Ed Donovan introduced the specialized aluminum engine block for nitro drag racing in 1971; the "Donovan 417" was based on a 1958 Chrysler 392 hemi. Black's aluminum engine blocks would dominate the market by the end of the decade. The engines Keith Black produced were based on the Chrysler 426 Hemi, Chevy Big Block, and Oldsmobile Big Block designs, but cut from virgin aluminum castings and built to the customer's specifications.

Between 1975 and 1984, all National Records in the Top Fuel category were held by Black Racing engines, prompting Hot Rod Magazine to name Black as one of their 'Top 100 Hot Rodders' of all-time.
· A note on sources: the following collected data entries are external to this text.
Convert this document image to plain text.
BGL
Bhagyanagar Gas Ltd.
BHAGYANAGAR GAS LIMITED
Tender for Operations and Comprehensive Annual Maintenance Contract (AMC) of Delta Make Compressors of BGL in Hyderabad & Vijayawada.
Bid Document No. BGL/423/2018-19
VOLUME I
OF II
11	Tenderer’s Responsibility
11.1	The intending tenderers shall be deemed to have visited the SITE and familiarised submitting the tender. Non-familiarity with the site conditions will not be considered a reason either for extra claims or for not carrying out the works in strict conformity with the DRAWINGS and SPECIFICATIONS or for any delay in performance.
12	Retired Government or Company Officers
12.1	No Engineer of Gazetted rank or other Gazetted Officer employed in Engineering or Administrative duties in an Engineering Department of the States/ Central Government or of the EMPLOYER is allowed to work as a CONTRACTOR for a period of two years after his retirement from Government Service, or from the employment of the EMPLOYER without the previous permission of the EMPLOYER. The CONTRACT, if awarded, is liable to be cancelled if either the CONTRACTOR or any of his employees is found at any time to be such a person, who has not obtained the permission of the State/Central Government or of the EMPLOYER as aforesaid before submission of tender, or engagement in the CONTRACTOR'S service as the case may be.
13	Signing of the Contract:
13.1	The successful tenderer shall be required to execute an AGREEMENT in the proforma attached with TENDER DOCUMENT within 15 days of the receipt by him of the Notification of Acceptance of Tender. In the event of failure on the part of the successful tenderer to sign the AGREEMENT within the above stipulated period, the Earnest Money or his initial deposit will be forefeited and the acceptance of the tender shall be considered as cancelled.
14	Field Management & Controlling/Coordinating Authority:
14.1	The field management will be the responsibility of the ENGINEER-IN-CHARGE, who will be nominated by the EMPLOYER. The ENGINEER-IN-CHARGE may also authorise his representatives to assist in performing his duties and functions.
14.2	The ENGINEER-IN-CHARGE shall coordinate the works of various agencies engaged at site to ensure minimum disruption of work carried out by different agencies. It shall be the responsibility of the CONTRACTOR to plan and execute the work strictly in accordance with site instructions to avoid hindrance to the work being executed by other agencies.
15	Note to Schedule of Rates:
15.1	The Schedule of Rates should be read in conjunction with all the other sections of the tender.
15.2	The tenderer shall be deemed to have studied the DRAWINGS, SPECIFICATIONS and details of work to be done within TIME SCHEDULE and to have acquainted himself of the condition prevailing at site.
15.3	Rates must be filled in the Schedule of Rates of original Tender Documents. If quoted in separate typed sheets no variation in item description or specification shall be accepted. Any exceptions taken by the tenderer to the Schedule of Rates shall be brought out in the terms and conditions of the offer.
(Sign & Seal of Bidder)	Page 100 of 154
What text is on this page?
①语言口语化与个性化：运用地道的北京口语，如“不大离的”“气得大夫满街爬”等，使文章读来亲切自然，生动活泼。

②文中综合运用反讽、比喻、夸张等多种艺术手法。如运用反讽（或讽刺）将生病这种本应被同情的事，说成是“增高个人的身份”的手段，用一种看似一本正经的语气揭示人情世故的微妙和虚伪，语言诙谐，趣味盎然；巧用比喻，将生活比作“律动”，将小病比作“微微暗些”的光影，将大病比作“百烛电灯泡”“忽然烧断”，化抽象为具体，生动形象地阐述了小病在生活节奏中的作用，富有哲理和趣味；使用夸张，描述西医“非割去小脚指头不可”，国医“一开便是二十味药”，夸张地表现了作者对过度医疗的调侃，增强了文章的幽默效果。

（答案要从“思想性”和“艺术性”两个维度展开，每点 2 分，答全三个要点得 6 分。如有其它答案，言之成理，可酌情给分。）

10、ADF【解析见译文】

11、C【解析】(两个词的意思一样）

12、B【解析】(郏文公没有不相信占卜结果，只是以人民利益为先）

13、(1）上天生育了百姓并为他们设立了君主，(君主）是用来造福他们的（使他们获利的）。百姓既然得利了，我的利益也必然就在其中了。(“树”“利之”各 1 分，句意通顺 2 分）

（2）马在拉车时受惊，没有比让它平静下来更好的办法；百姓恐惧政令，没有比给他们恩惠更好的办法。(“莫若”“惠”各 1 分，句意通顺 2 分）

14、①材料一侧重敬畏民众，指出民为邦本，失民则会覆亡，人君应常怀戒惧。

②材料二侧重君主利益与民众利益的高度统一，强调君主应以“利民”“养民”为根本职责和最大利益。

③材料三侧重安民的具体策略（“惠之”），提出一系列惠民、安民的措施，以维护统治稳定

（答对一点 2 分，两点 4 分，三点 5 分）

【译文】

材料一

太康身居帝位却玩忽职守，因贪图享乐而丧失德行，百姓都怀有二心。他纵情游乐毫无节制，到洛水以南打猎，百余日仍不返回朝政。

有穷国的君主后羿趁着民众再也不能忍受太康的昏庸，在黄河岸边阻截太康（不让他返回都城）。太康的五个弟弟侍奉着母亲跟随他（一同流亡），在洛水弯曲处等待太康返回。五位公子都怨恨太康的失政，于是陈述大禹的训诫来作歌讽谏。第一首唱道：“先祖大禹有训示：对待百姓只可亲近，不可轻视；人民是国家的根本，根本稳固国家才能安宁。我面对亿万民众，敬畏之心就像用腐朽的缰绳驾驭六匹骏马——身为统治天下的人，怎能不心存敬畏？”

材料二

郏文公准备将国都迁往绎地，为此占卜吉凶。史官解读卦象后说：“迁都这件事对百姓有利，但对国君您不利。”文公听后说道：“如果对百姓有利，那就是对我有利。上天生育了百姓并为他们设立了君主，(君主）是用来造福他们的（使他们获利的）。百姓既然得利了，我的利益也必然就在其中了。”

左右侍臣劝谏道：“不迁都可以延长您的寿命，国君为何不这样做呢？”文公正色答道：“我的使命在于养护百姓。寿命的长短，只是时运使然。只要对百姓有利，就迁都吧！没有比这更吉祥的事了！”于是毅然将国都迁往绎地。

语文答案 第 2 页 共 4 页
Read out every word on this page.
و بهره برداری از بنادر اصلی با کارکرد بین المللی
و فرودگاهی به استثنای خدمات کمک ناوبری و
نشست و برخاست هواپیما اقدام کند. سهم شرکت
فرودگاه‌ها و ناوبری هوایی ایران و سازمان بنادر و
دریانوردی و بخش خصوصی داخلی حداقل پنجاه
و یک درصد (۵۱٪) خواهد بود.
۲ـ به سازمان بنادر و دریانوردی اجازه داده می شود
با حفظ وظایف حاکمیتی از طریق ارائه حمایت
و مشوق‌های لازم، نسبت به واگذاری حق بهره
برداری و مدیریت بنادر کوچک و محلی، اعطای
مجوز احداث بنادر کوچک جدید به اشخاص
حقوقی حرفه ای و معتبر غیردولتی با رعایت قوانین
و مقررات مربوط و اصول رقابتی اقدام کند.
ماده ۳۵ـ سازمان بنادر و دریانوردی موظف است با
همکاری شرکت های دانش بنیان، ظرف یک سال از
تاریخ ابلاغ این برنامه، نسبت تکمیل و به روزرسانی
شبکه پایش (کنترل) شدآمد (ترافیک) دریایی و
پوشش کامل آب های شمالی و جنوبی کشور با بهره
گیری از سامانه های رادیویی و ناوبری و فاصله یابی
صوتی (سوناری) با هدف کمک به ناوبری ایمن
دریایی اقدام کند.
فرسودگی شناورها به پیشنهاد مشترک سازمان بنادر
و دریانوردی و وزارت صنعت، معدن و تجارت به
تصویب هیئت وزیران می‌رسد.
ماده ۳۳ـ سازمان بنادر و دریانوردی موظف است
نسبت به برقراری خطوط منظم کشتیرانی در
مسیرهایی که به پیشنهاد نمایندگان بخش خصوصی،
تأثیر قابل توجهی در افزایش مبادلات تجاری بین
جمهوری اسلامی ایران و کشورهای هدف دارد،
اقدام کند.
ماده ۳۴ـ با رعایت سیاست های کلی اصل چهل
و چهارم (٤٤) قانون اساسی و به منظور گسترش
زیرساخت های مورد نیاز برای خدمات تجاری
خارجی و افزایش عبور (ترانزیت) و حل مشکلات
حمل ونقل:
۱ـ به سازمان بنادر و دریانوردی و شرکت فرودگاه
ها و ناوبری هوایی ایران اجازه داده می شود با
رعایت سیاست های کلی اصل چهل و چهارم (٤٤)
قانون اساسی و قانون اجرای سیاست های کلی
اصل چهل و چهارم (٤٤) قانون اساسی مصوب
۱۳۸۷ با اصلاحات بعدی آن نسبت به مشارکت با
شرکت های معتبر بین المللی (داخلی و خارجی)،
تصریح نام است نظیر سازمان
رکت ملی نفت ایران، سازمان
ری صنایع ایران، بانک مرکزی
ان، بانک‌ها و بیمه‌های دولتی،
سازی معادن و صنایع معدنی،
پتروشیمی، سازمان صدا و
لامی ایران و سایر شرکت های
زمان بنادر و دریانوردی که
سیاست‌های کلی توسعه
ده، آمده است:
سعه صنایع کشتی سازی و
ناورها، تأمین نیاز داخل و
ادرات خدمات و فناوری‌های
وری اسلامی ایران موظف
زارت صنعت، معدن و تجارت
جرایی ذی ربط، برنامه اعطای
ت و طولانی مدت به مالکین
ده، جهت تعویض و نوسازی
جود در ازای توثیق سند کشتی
In the mid 1980's, KBRE introduced its line of GM-offspring blocks, which were intended for gasoline, and soon after, Chevrolet built the Keith Black Camaro.

Black died from complications due to brain cancer in 1991. He was treated by noted neurosurgeon of the same name, Keith Black at UCLA Medical Center.

==Awards==
Black was inducted in the Motorsports Hall of Fame of America in 1995.